I was discussing this with petertodd a couple days ago and we were thinking the sequence I sent yesterday was usable today. I tried getting it to work on test-net but the final transaction closing the channel was not being accepted into the mempool beacause "ERROR: CTxMemPool::accept() : inputs already spent"
But I was talking with sipa and gmaxwell on IRC about it, and sipa reminded me; Test-Net implements IsStandard() to allow the non-final "refund" TX into the mempool, but then doesn't allow it to be replaced, Main-Net implements IsStandard() to *reject* non-final transactions in the first place.
Therefore, this actually will work on Main-Net today, since the refund TX won't even be allowed into the mempool until it's final, the AP is free to sign and broadcast its final TX without any replacement. Of course, if the AP waits too long, the user can get their Refund into the mempool and the AP's [higher seq] version will be locked out.
This may be a case where Test-Net is in a "bad" state, by allowing non-final TXs into the pool, but not allowing replacement, you get an intermediate state which neither matches Main-Net behavior, nor implements behavior which would ever be deployed to Main-Net as-is.
The current Main-Net behavior is actually very well suited for this application. Any application that can be reduced to two instances of a Tx, namely one non-final, and one final which is updated internally between the parties, works very well under the current Main-Net rules.

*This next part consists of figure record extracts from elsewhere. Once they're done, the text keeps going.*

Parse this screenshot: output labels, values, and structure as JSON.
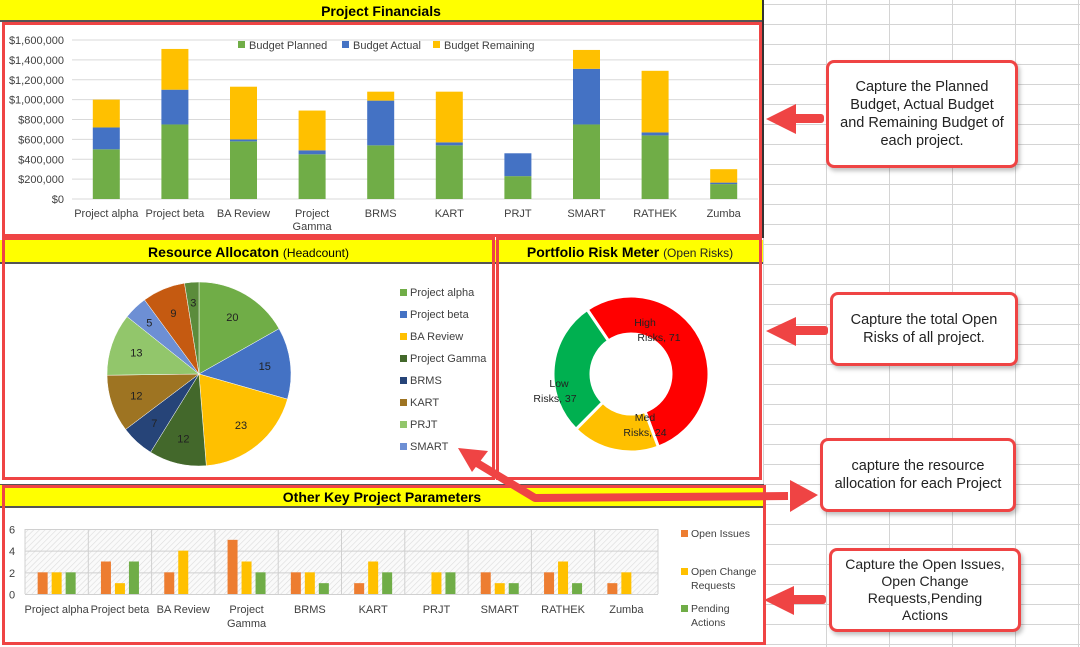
{
  "financials": {
    "title": "Project Financials",
    "y_ticks": [
      "$1,600,000",
      "$1,400,000",
      "$1,200,000",
      "$1,000,000",
      "$800,000",
      "$600,000",
      "$400,000",
      "$200,000",
      "$0"
    ],
    "legend": [
      "Budget Planned",
      "Budget Actual",
      "Budget Remaining"
    ],
    "colors": [
      "#70ad47",
      "#4472c4",
      "#ffc000"
    ]
  },
  "resource": {
    "title": "Resource Allocaton",
    "subtitle": "(Headcount)",
    "legend": [
      "Project alpha",
      "Project beta",
      "BA Review",
      "Project Gamma",
      "BRMS",
      "KART",
      "PRJT",
      "SMART"
    ]
  },
  "risk": {
    "title": "Portfolio Risk Meter",
    "subtitle": "(Open Risks)",
    "labels": {
      "high_1": "High",
      "high_2": "Risks, 71",
      "med_1": "Med",
      "med_2": "Risks, 24",
      "low_1": "Low",
      "low_2": "Risks, 37"
    }
  },
  "params": {
    "title": "Other Key Project Parameters",
    "y_ticks": [
      "6",
      "4",
      "2",
      "0"
    ],
    "legend": {
      "issues": "Open Issues",
      "changes_1": "Open Change",
      "changes_2": "Requests",
      "actions_1": "Pending",
      "actions_2": "Actions"
    }
  },
  "callouts": {
    "financials": [
      "Capture the Planned",
      "Budget, Actual Budget",
      "and Remaining Budget of",
      "each project."
    ],
    "risk": [
      "Capture the total Open",
      "Risks of all project."
    ],
    "resource": [
      "capture the resource",
      "allocation for each Project"
    ],
    "params": [
      "Capture the Open Issues,",
      "Open Change",
      "Requests,Pending",
      "Actions"
    ]
  },
  "categories_wrapped": {
    "Project alpha": [
      "Project alpha"
    ],
    "Project beta": [
      "Project beta"
    ],
    "BA Review": [
      "BA Review"
    ],
    "Project Gamma": [
      "Project",
      "Gamma"
    ],
    "BRMS": [
      "BRMS"
    ],
    "KART": [
      "KART"
    ],
    "PRJT": [
      "PRJT"
    ],
    "SMART": [
      "SMART"
    ],
    "RATHEK": [
      "RATHEK"
    ],
    "Zumba": [
      "Zumba"
    ]
  },
  "chart_data": [
    {
      "type": "bar",
      "stacked": true,
      "title": "Project Financials",
      "xlabel": "",
      "ylabel": "",
      "ylim": [
        0,
        1600000
      ],
      "grid": true,
      "legend_position": "top",
      "categories": [
        "Project alpha",
        "Project beta",
        "BA Review",
        "Project Gamma",
        "BRMS",
        "KART",
        "PRJT",
        "SMART",
        "RATHEK",
        "Zumba"
      ],
      "series": [
        {
          "name": "Budget Planned",
          "color": "#70ad47",
          "values": [
            500000,
            750000,
            580000,
            450000,
            540000,
            540000,
            230000,
            750000,
            640000,
            150000
          ]
        },
        {
          "name": "Budget Actual",
          "color": "#4472c4",
          "values": [
            220000,
            350000,
            20000,
            40000,
            450000,
            30000,
            230000,
            560000,
            30000,
            15000
          ]
        },
        {
          "name": "Budget Remaining",
          "color": "#ffc000",
          "values": [
            280000,
            410000,
            530000,
            400000,
            90000,
            510000,
            0,
            190000,
            620000,
            135000
          ]
        }
      ]
    },
    {
      "type": "pie",
      "title": "Resource Allocaton (Headcount)",
      "legend_position": "right",
      "categories": [
        "Project alpha",
        "Project beta",
        "BA Review",
        "Project Gamma",
        "BRMS",
        "KART",
        "PRJT",
        "SMART",
        "RATHEK",
        "Zumba"
      ],
      "values": [
        20,
        15,
        23,
        12,
        7,
        12,
        13,
        5,
        9,
        3
      ],
      "colors": [
        "#70ad47",
        "#4472c4",
        "#ffc000",
        "#43682b",
        "#264478",
        "#9e7422",
        "#92c66b",
        "#6d8fd4",
        "#c55a11",
        "#5b8c3c"
      ]
    },
    {
      "type": "pie",
      "donut": true,
      "title": "Portfolio Risk Meter (Open Risks)",
      "categories": [
        "High Risks",
        "Med Risks",
        "Low Risks"
      ],
      "values": [
        71,
        24,
        37
      ],
      "colors": [
        "#ff0000",
        "#ffc000",
        "#00b050"
      ]
    },
    {
      "type": "bar",
      "title": "Other Key Project Parameters",
      "xlabel": "",
      "ylabel": "",
      "ylim": [
        0,
        6
      ],
      "grid": true,
      "legend_position": "right",
      "categories": [
        "Project alpha",
        "Project beta",
        "BA Review",
        "Project Gamma",
        "BRMS",
        "KART",
        "PRJT",
        "SMART",
        "RATHEK",
        "Zumba"
      ],
      "series": [
        {
          "name": "Open Issues",
          "color": "#ed7d31",
          "values": [
            2,
            3,
            2,
            5,
            2,
            1,
            0,
            2,
            2,
            1
          ]
        },
        {
          "name": "Open Change Requests",
          "color": "#ffc000",
          "values": [
            2,
            1,
            4,
            3,
            2,
            3,
            2,
            1,
            3,
            2
          ]
        },
        {
          "name": "Pending Actions",
          "color": "#70ad47",
          "values": [
            2,
            3,
            0,
            2,
            1,
            2,
            2,
            1,
            1,
            0
          ]
        }
      ]
    }
  ]
}
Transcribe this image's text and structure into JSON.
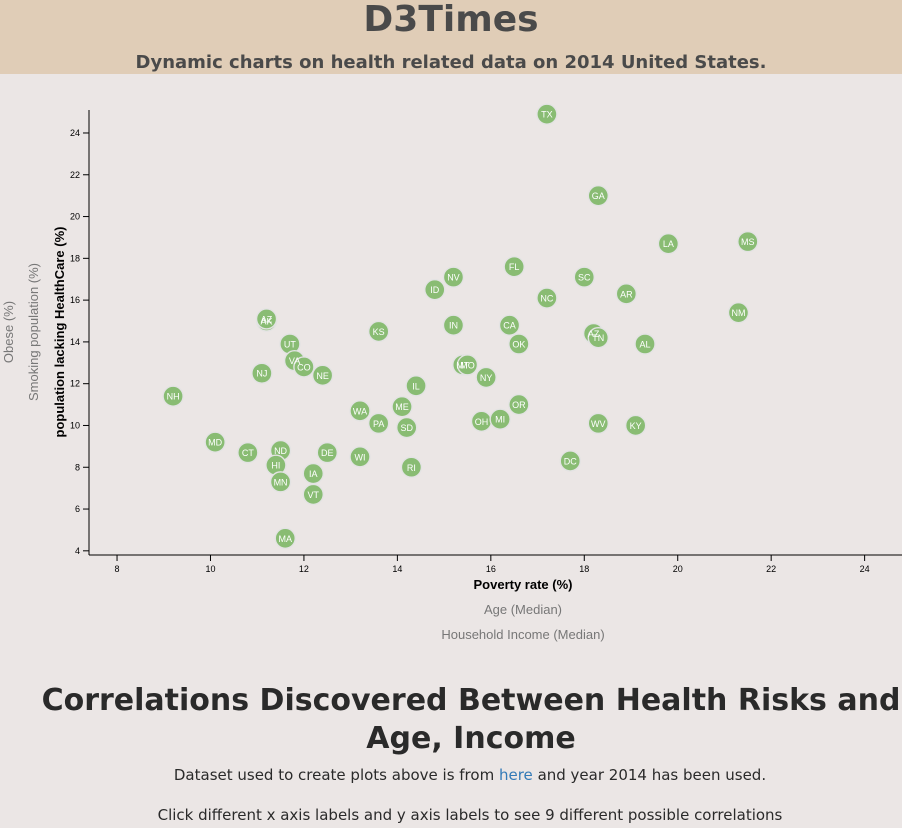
{
  "header": {
    "title": "D3Times",
    "subtitle": "Dynamic charts on health related data on 2014 United States."
  },
  "colors": {
    "header_bg": "#e0cdb7",
    "page_bg": "#ebe6e5",
    "marker": "#89bc73",
    "link": "#337ab7"
  },
  "chart_data": {
    "type": "scatter",
    "xlabel": "Poverty rate (%)",
    "ylabel": "population lacking HealthCare (%)",
    "x_axis_options": [
      "Poverty rate (%)",
      "Age (Median)",
      "Household Income (Median)"
    ],
    "y_axis_options": [
      "population lacking HealthCare (%)",
      "Smoking population (%)",
      "Obese (%)"
    ],
    "active_x": "Poverty rate (%)",
    "active_y": "population lacking HealthCare (%)",
    "xlim": [
      7.4,
      24.8
    ],
    "ylim": [
      3.8,
      25.1
    ],
    "xticks": [
      8,
      10,
      12,
      14,
      16,
      18,
      20,
      22,
      24
    ],
    "yticks": [
      4,
      6,
      8,
      10,
      12,
      14,
      16,
      18,
      20,
      22,
      24
    ],
    "grid": false,
    "points": [
      {
        "label": "TX",
        "x": 17.2,
        "y": 24.9
      },
      {
        "label": "GA",
        "x": 18.3,
        "y": 21.0
      },
      {
        "label": "LA",
        "x": 19.8,
        "y": 18.7
      },
      {
        "label": "MS",
        "x": 21.5,
        "y": 18.8
      },
      {
        "label": "FL",
        "x": 16.5,
        "y": 17.6
      },
      {
        "label": "SC",
        "x": 18.0,
        "y": 17.1
      },
      {
        "label": "NV",
        "x": 15.2,
        "y": 17.1
      },
      {
        "label": "ID",
        "x": 14.8,
        "y": 16.5
      },
      {
        "label": "AR",
        "x": 18.9,
        "y": 16.3
      },
      {
        "label": "NC",
        "x": 17.2,
        "y": 16.1
      },
      {
        "label": "NM",
        "x": 21.3,
        "y": 15.4
      },
      {
        "label": "AK",
        "x": 11.2,
        "y": 15.0
      },
      {
        "label": "AZ",
        "x": 11.2,
        "y": 15.1
      },
      {
        "label": "IN",
        "x": 15.2,
        "y": 14.8
      },
      {
        "label": "CA",
        "x": 16.4,
        "y": 14.8
      },
      {
        "label": "KS",
        "x": 13.6,
        "y": 14.5
      },
      {
        "label": "AZ",
        "x": 18.2,
        "y": 14.4
      },
      {
        "label": "TN",
        "x": 18.3,
        "y": 14.2
      },
      {
        "label": "OK",
        "x": 16.6,
        "y": 13.9
      },
      {
        "label": "AL",
        "x": 19.3,
        "y": 13.9
      },
      {
        "label": "UT",
        "x": 11.7,
        "y": 13.9
      },
      {
        "label": "VA",
        "x": 11.8,
        "y": 13.1
      },
      {
        "label": "CO",
        "x": 12.0,
        "y": 12.8
      },
      {
        "label": "MT",
        "x": 15.4,
        "y": 12.9
      },
      {
        "label": "MO",
        "x": 15.5,
        "y": 12.9
      },
      {
        "label": "NJ",
        "x": 11.1,
        "y": 12.5
      },
      {
        "label": "NE",
        "x": 12.4,
        "y": 12.4
      },
      {
        "label": "NY",
        "x": 15.9,
        "y": 12.3
      },
      {
        "label": "IL",
        "x": 14.4,
        "y": 11.9
      },
      {
        "label": "NH",
        "x": 9.2,
        "y": 11.4
      },
      {
        "label": "OR",
        "x": 16.6,
        "y": 11.0
      },
      {
        "label": "ME",
        "x": 14.1,
        "y": 10.9
      },
      {
        "label": "WA",
        "x": 13.2,
        "y": 10.7
      },
      {
        "label": "OH",
        "x": 15.8,
        "y": 10.2
      },
      {
        "label": "MI",
        "x": 16.2,
        "y": 10.3
      },
      {
        "label": "PA",
        "x": 13.6,
        "y": 10.1
      },
      {
        "label": "WV",
        "x": 18.3,
        "y": 10.1
      },
      {
        "label": "KY",
        "x": 19.1,
        "y": 10.0
      },
      {
        "label": "SD",
        "x": 14.2,
        "y": 9.9
      },
      {
        "label": "MD",
        "x": 10.1,
        "y": 9.2
      },
      {
        "label": "ND",
        "x": 11.5,
        "y": 8.8
      },
      {
        "label": "CT",
        "x": 10.8,
        "y": 8.7
      },
      {
        "label": "DE",
        "x": 12.5,
        "y": 8.7
      },
      {
        "label": "WI",
        "x": 13.2,
        "y": 8.5
      },
      {
        "label": "DC",
        "x": 17.7,
        "y": 8.3
      },
      {
        "label": "HI",
        "x": 11.4,
        "y": 8.1
      },
      {
        "label": "RI",
        "x": 14.3,
        "y": 8.0
      },
      {
        "label": "IA",
        "x": 12.2,
        "y": 7.7
      },
      {
        "label": "MN",
        "x": 11.5,
        "y": 7.3
      },
      {
        "label": "VT",
        "x": 12.2,
        "y": 6.7
      },
      {
        "label": "MA",
        "x": 11.6,
        "y": 4.6
      }
    ]
  },
  "footer": {
    "heading": "Correlations Discovered Between Health Risks and Age, Income",
    "dataset_prefix": "Dataset used to create plots above is from",
    "dataset_link": "here",
    "dataset_suffix": "and year 2014 has been used.",
    "click_note": "Click different x axis labels and y axis labels to see 9 different possible correlations"
  }
}
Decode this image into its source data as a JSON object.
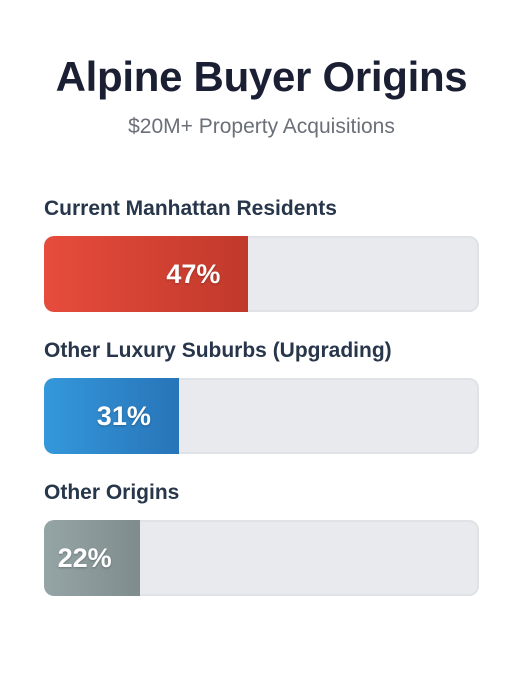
{
  "title": "Alpine Buyer Origins",
  "subtitle": "$20M+ Property Acquisitions",
  "chart_data": {
    "type": "bar",
    "orientation": "horizontal",
    "title": "Alpine Buyer Origins",
    "subtitle": "$20M+ Property Acquisitions",
    "categories": [
      "Current Manhattan Residents",
      "Other Luxury Suburbs (Upgrading)",
      "Other Origins"
    ],
    "values": [
      47,
      31,
      22
    ],
    "value_labels": [
      "47%",
      "31%",
      "22%"
    ],
    "unit": "%",
    "xlim": [
      0,
      100
    ],
    "grid": false,
    "legend": "none",
    "colors": [
      [
        "#e74c3c",
        "#c0392b"
      ],
      [
        "#3498db",
        "#2874b8"
      ],
      [
        "#95a5a6",
        "#7f8c8d"
      ]
    ],
    "track_color": "#e8eaee"
  }
}
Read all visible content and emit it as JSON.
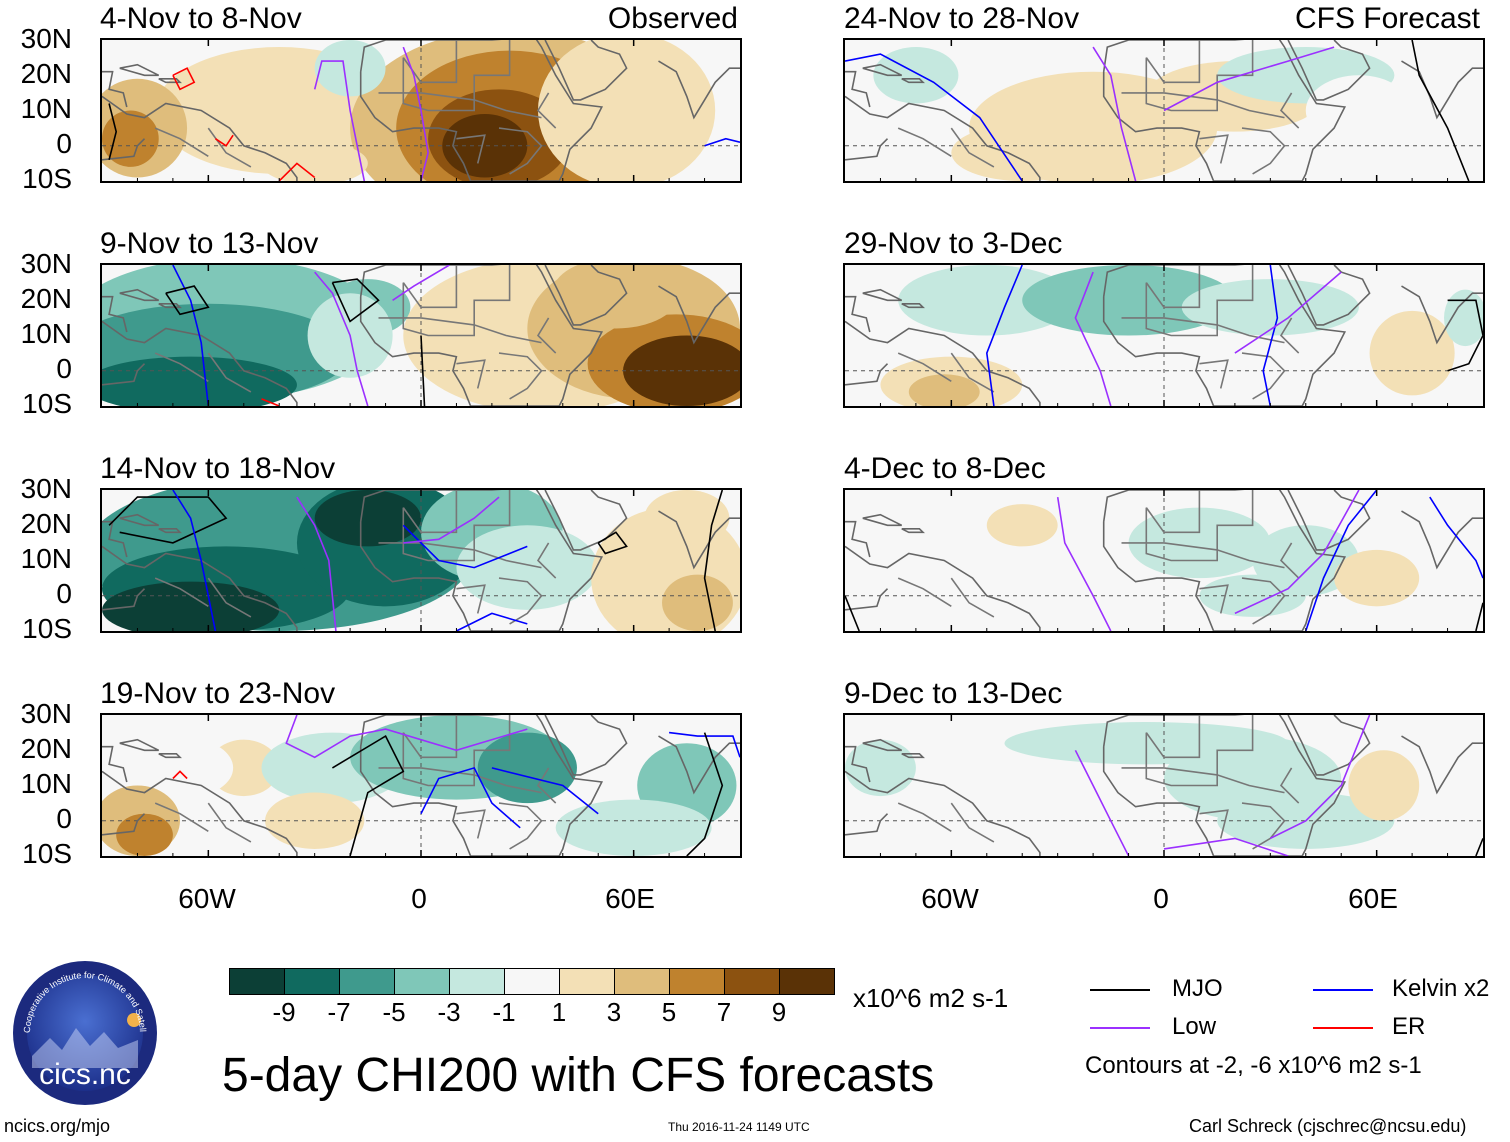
{
  "figure_title": "5-day CHI200 with CFS forecasts",
  "panel_tags": {
    "observed": "Observed",
    "forecast": "CFS Forecast"
  },
  "panels": [
    {
      "title": "4-Nov to 8-Nov",
      "pattern": "obs1"
    },
    {
      "title": "9-Nov to 13-Nov",
      "pattern": "obs2"
    },
    {
      "title": "14-Nov to 18-Nov",
      "pattern": "obs3"
    },
    {
      "title": "19-Nov to 23-Nov",
      "pattern": "obs4"
    },
    {
      "title": "24-Nov to 28-Nov",
      "pattern": "fc1"
    },
    {
      "title": "29-Nov to 3-Dec",
      "pattern": "fc2"
    },
    {
      "title": "4-Dec to 8-Dec",
      "pattern": "fc3"
    },
    {
      "title": "9-Dec to 13-Dec",
      "pattern": "fc4"
    }
  ],
  "lat_labels": [
    "30N",
    "20N",
    "10N",
    "0",
    "10S"
  ],
  "lon_labels": [
    "60W",
    "0",
    "60E"
  ],
  "colorbar": {
    "units": "x10^6 m2 s-1",
    "ticks": [
      "-9",
      "-7",
      "-5",
      "-3",
      "-1",
      "1",
      "3",
      "5",
      "7",
      "9"
    ],
    "colors": [
      "#0c3f36",
      "#106a5f",
      "#3f9a8d",
      "#7fc7b8",
      "#c5e8df",
      "#f7f7f7",
      "#f3e0b6",
      "#dfbd7c",
      "#bf822e",
      "#8c5210",
      "#5a3206"
    ]
  },
  "legend": {
    "items": [
      {
        "label": "MJO",
        "color": "#000000"
      },
      {
        "label": "Kelvin x2",
        "color": "#0000ff"
      },
      {
        "label": "Low",
        "color": "#9b30ff"
      },
      {
        "label": "ER",
        "color": "#ff0000"
      }
    ],
    "note": "Contours at -2, -6 x10^6 m2 s-1"
  },
  "footer": {
    "url": "ncics.org/mjo",
    "timestamp": "Thu 2016-11-24 1149 UTC",
    "author": "Carl Schreck (cjschrec@ncsu.edu)"
  },
  "logo": {
    "text": "cics.nc",
    "ring_text": "Cooperative Institute for Climate and Satellites"
  }
}
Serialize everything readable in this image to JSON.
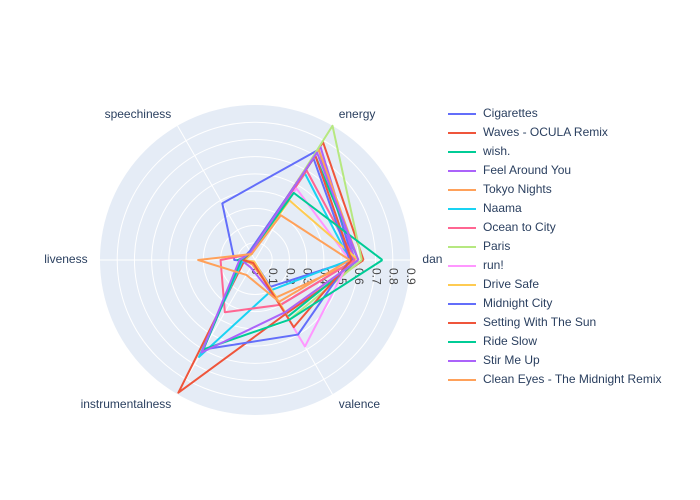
{
  "chart_data": {
    "type": "radar",
    "axes": [
      "dan",
      "energy",
      "speechiness",
      "liveness",
      "instrumentalness",
      "valence"
    ],
    "radial_range": [
      0,
      0.9
    ],
    "radial_ticks": [
      "0",
      "0.1",
      "0.2",
      "0.3",
      "0.4",
      "0.5",
      "0.6",
      "0.7",
      "0.8",
      "0.9"
    ],
    "grid": true,
    "legend_position": "right",
    "series": [
      {
        "name": "Cigarettes",
        "color": "#636efa",
        "values": [
          0.57,
          0.74,
          0.38,
          0.12,
          0.01,
          0.18
        ]
      },
      {
        "name": "Waves - OCULA Remix",
        "color": "#EF553B",
        "values": [
          0.63,
          0.79,
          0.05,
          0.06,
          0.89,
          0.36
        ]
      },
      {
        "name": "wish.",
        "color": "#00cc96",
        "values": [
          0.6,
          0.7,
          0.04,
          0.1,
          0.02,
          0.38
        ]
      },
      {
        "name": "Feel Around You",
        "color": "#ab63fa",
        "values": [
          0.58,
          0.76,
          0.05,
          0.08,
          0.05,
          0.3
        ]
      },
      {
        "name": "Tokyo Nights",
        "color": "#FFA15A",
        "values": [
          0.6,
          0.74,
          0.04,
          0.06,
          0.03,
          0.25
        ]
      },
      {
        "name": "Naama",
        "color": "#19d3f3",
        "values": [
          0.55,
          0.58,
          0.05,
          0.07,
          0.65,
          0.2
        ]
      },
      {
        "name": "Ocean to City",
        "color": "#FF6692",
        "values": [
          0.58,
          0.6,
          0.04,
          0.2,
          0.35,
          0.3
        ]
      },
      {
        "name": "Paris",
        "color": "#B6E880",
        "values": [
          0.62,
          0.9,
          0.04,
          0.06,
          0.02,
          0.4
        ]
      },
      {
        "name": "run!",
        "color": "#FF97FF",
        "values": [
          0.55,
          0.48,
          0.04,
          0.08,
          0.01,
          0.58
        ]
      },
      {
        "name": "Drive Safe",
        "color": "#FECB52",
        "values": [
          0.6,
          0.4,
          0.04,
          0.07,
          0.01,
          0.35
        ]
      },
      {
        "name": "Midnight City",
        "color": "#636efa",
        "values": [
          0.55,
          0.68,
          0.06,
          0.08,
          0.6,
          0.5
        ]
      },
      {
        "name": "Setting With The Sun",
        "color": "#EF553B",
        "values": [
          0.56,
          0.7,
          0.05,
          0.07,
          0.02,
          0.45
        ]
      },
      {
        "name": "Ride Slow",
        "color": "#00cc96",
        "values": [
          0.74,
          0.45,
          0.05,
          0.08,
          0.6,
          0.4
        ]
      },
      {
        "name": "Stir Me Up",
        "color": "#ab63fa",
        "values": [
          0.6,
          0.72,
          0.05,
          0.09,
          0.62,
          0.35
        ]
      },
      {
        "name": "Clean Eyes - The Midnight Remix",
        "color": "#FFA15A",
        "values": [
          0.55,
          0.3,
          0.04,
          0.33,
          0.1,
          0.28
        ]
      }
    ]
  }
}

If you set the nLockTime of the refund to be several days after the scheduled closing time of the channel, it would be quite challenging to get the Refund TX into the blockchain *despite* a final broadcast TX from the AP. Since the vast majority of Main-Net won't even accept it, the attacker would have to distribute the TX to any miner who could include the AP's transaction in a block between now and when the refund becomes final, and convince them all to not include the perfectly valid, fees paid, final, nSeq=MAX, nLockTime=0 transaction from the AP. Demonstrating that level of coordination would act substantially against the best interests of the miners, to say the least.
This proposal still suffers from any malleability weakness, where the user's refund could be invalidated by a miner changing the TxID of TX1.